How does the number of steps grow when the string size increases?

Scenario Under Consideration

Analyze the time complexity of the following code snippet.


int expandAroundCenter(char *s, int left, int right, int n) {
    int L = left, R = right;
    while (L >= 0 && R < n && s[L] == s[R]) {
        L--;
        R++;
    }
    return R - L - 1;
}

char* longestPalindrome(char * s) {
    int start = 0, end = 0;
    int len = strlen(s);
    for (int i = 0; i < len; i++) {
        int len1 = expandAroundCenter(s, i, i, len);
        int len2 = expandAroundCenter(s, i, i + 1, len);
        int maxLen = (len1 > len2) ? len1 : len2;
        if (maxLen > end - start) {
            start = i - (maxLen - 1) / 2;
            end = i + maxLen / 2;
        }
    }
    s[end + 1] = '\0';
    return s + start;
}

This code finds the longest palindromic substring by expanding around each character and its neighbor.

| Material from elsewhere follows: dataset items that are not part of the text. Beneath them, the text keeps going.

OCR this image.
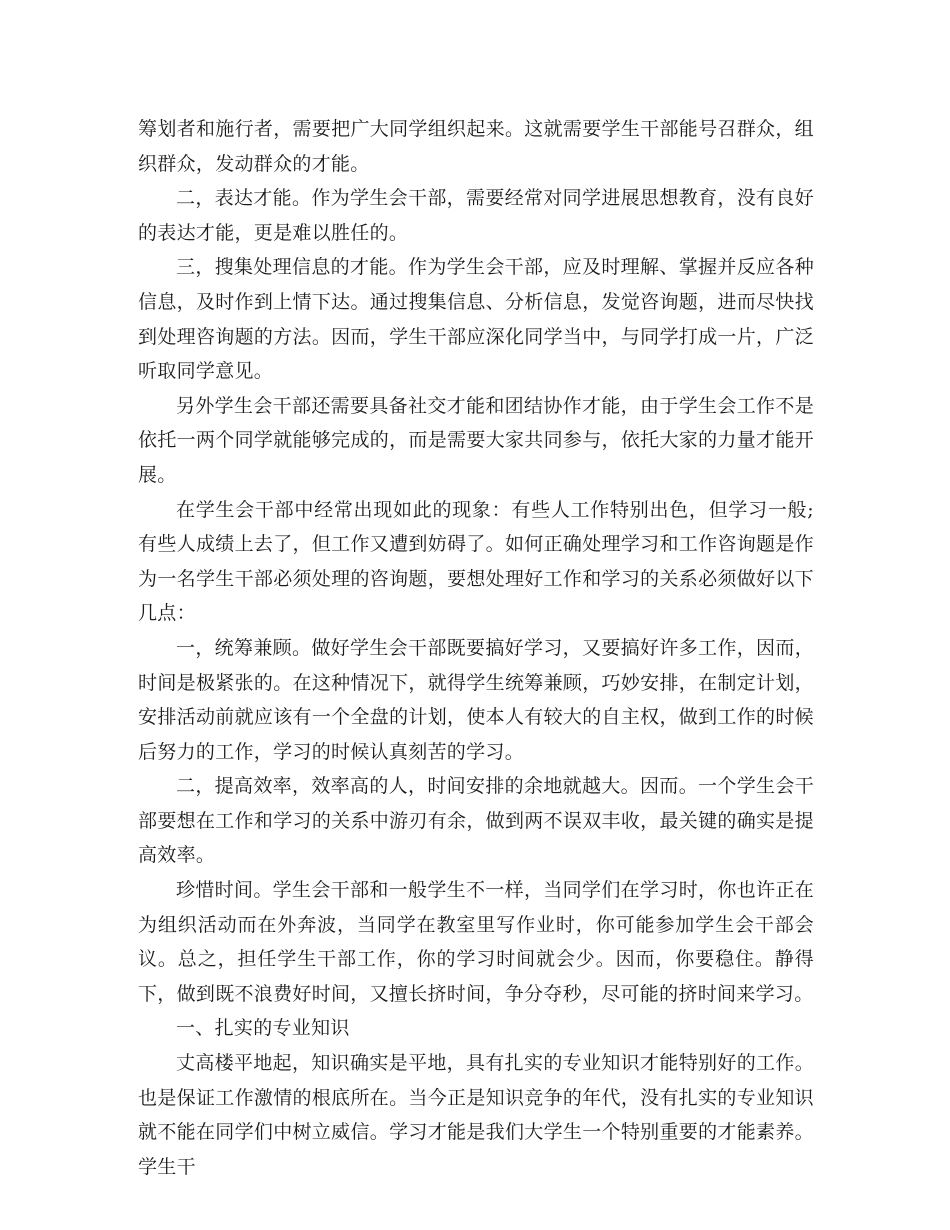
筹划者和施行者，需要把广大同学组织起来。这就需要学生干部能号召群众，组织群众，发动群众的才能。

二，表达才能。作为学生会干部，需要经常对同学进展思想教育，没有良好的表达才能，更是难以胜任的。

三，搜集处理信息的才能。作为学生会干部，应及时理解、掌握并反应各种信息，及时作到上情下达。通过搜集信息、分析信息，发觉咨询题，进而尽快找到处理咨询题的方法。因而，学生干部应深化同学当中，与同学打成一片，广泛听取同学意见。

另外学生会干部还需要具备社交才能和团结协作才能，由于学生会工作不是依托一两个同学就能够完成的，而是需要大家共同参与，依托大家的力量才能开展。

在学生会干部中经常出现如此的现象：有些人工作特别出色，但学习一般;有些人成绩上去了，但工作又遭到妨碍了。如何正确处理学习和工作咨询题是作为一名学生干部必须处理的咨询题，要想处理好工作和学习的关系必须做好以下几点：

一，统筹兼顾。做好学生会干部既要搞好学习，又要搞好许多工作，因而，时间是极紧张的。在这种情况下，就得学生统筹兼顾，巧妙安排，在制定计划，安排活动前就应该有一个全盘的计划，使本人有较大的自主权，做到工作的时候后努力的工作，学习的时候认真刻苦的学习。

二，提高效率，效率高的人，时间安排的余地就越大。因而。一个学生会干部要想在工作和学习的关系中游刃有余，做到两不误双丰收，最关键的确实是提高效率。

珍惜时间。学生会干部和一般学生不一样，当同学们在学习时，你也许正在为组织活动而在外奔波，当同学在教室里写作业时，你可能参加学生会干部会议。总之，担任学生干部工作，你的学习时间就会少。因而，你要稳住。静得下，做到既不浪费好时间，又擅长挤时间，争分夺秒，尽可能的挤时间来学习。

一、扎实的专业知识

丈高楼平地起，知识确实是平地，具有扎实的专业知识才能特别好的工作。也是保证工作激情的根底所在。当今正是知识竞争的年代，没有扎实的专业知识就不能在同学们中树立威信。学习才能是我们大学生一个特别重要的才能素养。学生干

Identify Repeating Operations

Identify the loops, recursion, array traversals that repeat.

Primary operation: The while loop inside expandAroundCenter that expands outwards checking characters.
How many times: For each character in the string (n times), we call this expansion twice, each expanding up to n steps in worst case.

How Execution Grows With Input

As the string length grows, the number of expansions grows roughly with the square of the length.

Input Size (n)	Approx. Operations
10	About 100 expansions
100	About 10,000 expansions
1000	About 1,000,000 expansions

Pattern observation: Doubling the input size roughly quadruples the work done.

Final Time Complexity

Time Complexity: O(n²)

This means the time needed grows roughly with the square of the input size.

Common Mistake

[X] Wrong: "The expansion around center runs in linear time overall because it stops early."

[OK] Correct: While each expansion stops early for many centers, in the worst case (like a string of identical characters), expansions can reach the full length, making total work quadratic.

Interview Connect

Understanding this time complexity helps you explain why this approach is efficient enough for many cases and when to consider faster algorithms.

Self-Check

"What if we used dynamic programming to store palindrome checks instead of expanding around centers? How would the time complexity change?"